“If it were not for her then—” Aldrik scowled at his brother, readying some insult. “Then—” He swung his eyes back to her, and his voice caught in his throat. Aldrik stared at the woman to whom he had promised his future. Aldrik closed his mouth and swallowed his words.
“What happened?” The question was made with the sounds of her fracturing heart crackling up through her throat.
“My father wanted it to be neat. It was as you said, the North would never completely bow to a foreign power. They’re too loyal to their old blood.” Aldrik’s voice varied between rage and exhaustion. “The head clan’s Chieftain has a daughter who will be of age in a year’s time. Since I am, was, conveniently un-promised ... It sweetened the surrender for them to know one of theirs would be our future Empress.” Aldrik turned and smashed his fist into a table with a cry.
Vhalla gripped the watch around her neck. “But you-you’re not. You weren’t un-promised.”
“What?” Baldair blinked.
Aldrik breathed heavily, his eyes accusatory as if she’d dare speak the words.
“Aldrik, you’re not. You asked me and I said—”
“Quiet, woman!” The crown prince glanced away, running his hands violently through his hair. “My father did not know that. Even when I—” Aldrik swallowed. “He’d hear nothing of the idea. He wanted one of theirs under our control, to inspire loyalty through the pain we could afflict on them if nothing else, and because it will make the North loyal. He’d planned this all along, and we were stupid and blind.”
He was speaking, but it was a different language. Nothing seemed to make sense. Nothing added up. It wasn’t possible that what she was facing was real. “So, what do we do?”

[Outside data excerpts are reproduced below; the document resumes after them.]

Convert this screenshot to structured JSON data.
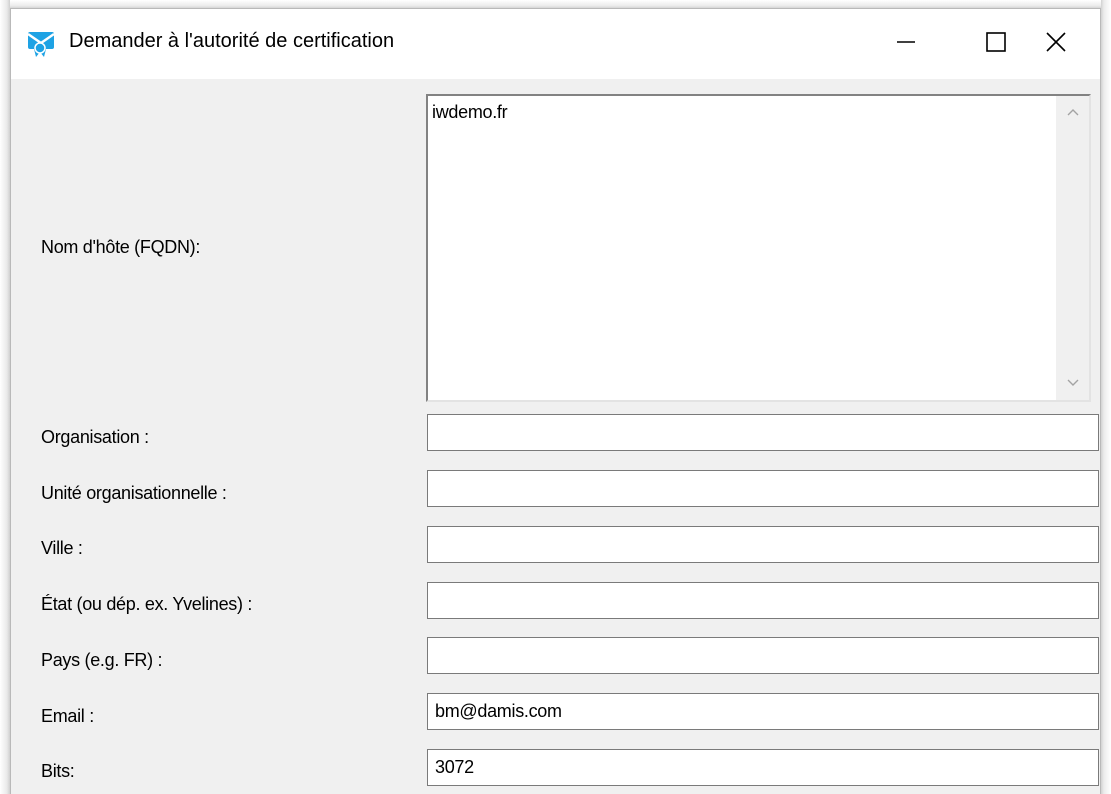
{
  "window": {
    "title": "Demander à l'autorité de certification",
    "icon": "certificate-app-icon",
    "controls": {
      "minimize_icon": "minimize-icon",
      "maximize_icon": "maximize-icon",
      "close_icon": "close-icon"
    }
  },
  "form": {
    "hostname": {
      "label": "Nom d'hôte (FQDN):",
      "value": "iwdemo.fr"
    },
    "organisation": {
      "label": "Organisation :",
      "value": ""
    },
    "org_unit": {
      "label": "Unité organisationnelle :",
      "value": ""
    },
    "city": {
      "label": "Ville :",
      "value": ""
    },
    "state": {
      "label": "État (ou dép. ex. Yvelines) :",
      "value": ""
    },
    "country": {
      "label": "Pays (e.g. FR) :",
      "value": ""
    },
    "email": {
      "label": "Email :",
      "value": "bm@damis.com"
    },
    "bits": {
      "label": "Bits:",
      "value": "3072"
    }
  },
  "colors": {
    "icon_accent": "#1ea2e4",
    "window_bg": "#f0f0f0",
    "field_border": "#7a7a7a"
  }
}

“What do we do?” Aldrik stared down the bridge of his nose at her. “What do we do? I told you, there is no we, Vhalla. There is you, and there is me. You go off and be a lady. I have the stunning privilege of watching you safe and sound about the Court. I marry this girl and fulfill my duty.”
“No.” She shook her head. “No!” Her voice cracked. “You always have a plan, an out, a silver tongue, a clever half-truth or way around.” She picked the paper off the floor and held it before him. “Look! Look! You-you made me a lady. Me! A farmer’s daughter is now worthy to be the love of the crown prince. If you can do that—”
He swatted her hands away as though the paper was nothing, and Vhalla gawked at him in shock.
“It is over!” Aldrik alternated between frustrated anger and desperate pleading for her to understand and take pity on his plight. “I fought all day. When I told him I would refuse any woman but you, he countered like a coward. He brought you here to threaten me, to force me.”
Vhalla’s eyes widened, thinking of the unheeded warnings of Lord Ophain: she was the chink in the crown prince’s armor.
“I tried everything I could to formulate an alternative surrender, up until the moment he had you here with a man who was going to kill you if anyone other than my father walked out.” Aldrik stared down at his bloody knuckles, injured from where he’d smashed them against the table. “I traded my hand for your life. The best I could do was to insure your safety as a lady, to see you set for life with my family’s gold. That was my play.”
She stared at him in slack-jawed shock. It wasn’t as though she hadn’t had half an idea of what had been occurring. Vhalla gripped the bottom of her tunic. It was her fault.
“If I, if I’d worn my armor.” Her shoulders quivered. “Then, then—”
“No.” Aldrik sighed, involuntarily softening at her apparent turmoil. “Schnurr would have put the point of his blade as soon through your eye as anywhere else, and I knew you were in no condition to fight after last night.”
“There has to be something else we could have done.” The volume of her voice was inconsistent, changing with each shaky breath.
“Vhalla, enough. It’s over.” Aldrik turned away from her tiredly, his shoulders hunched.
“No!” she cried and scampered in front of him. “No!” She shook her head furiously. “What about everything we said? All we planned?”
“Gone.” Aldrik couldn’t bring himself to look her in the eye.
“How can you be like this?” she snapped.
“How can you?” He turned it back on her. “I thought you knew so clearly how this would end.” Aldrik sneered down at her.
Vhalla’s world stilled briefly from a memory that she had let herself forget, a memory of a woman, a curiosity shop, fire, and red eyes. A future telling that she had shoved away. Tears welled up in Vhalla’s wide eyes. She had known: she would lose her dark sentry. How could she have been so foolish to believe she’d beaten fate in the Pass?
Vhalla absorbed her prince’s face, still handsome to her despite brimming with anger and pain. It was as though all she was to him now was torture. Vhalla shook her head once more, as though she could wake from this living nightmare. Her face dropped into her palms and Vhalla sobbed.
It was broken, all was broken around her. The beautiful yet delicate thing that had been built between them was torn to shreds. She heard the ripping sound of her heart over her tears.
“No,” she repeated, her eyes closed. “No, no! This wasn’t how it was supposed to happen! We—” It was a physical pain, it was an awful wrenching deep in her gut. “I can’t, what do I do now?”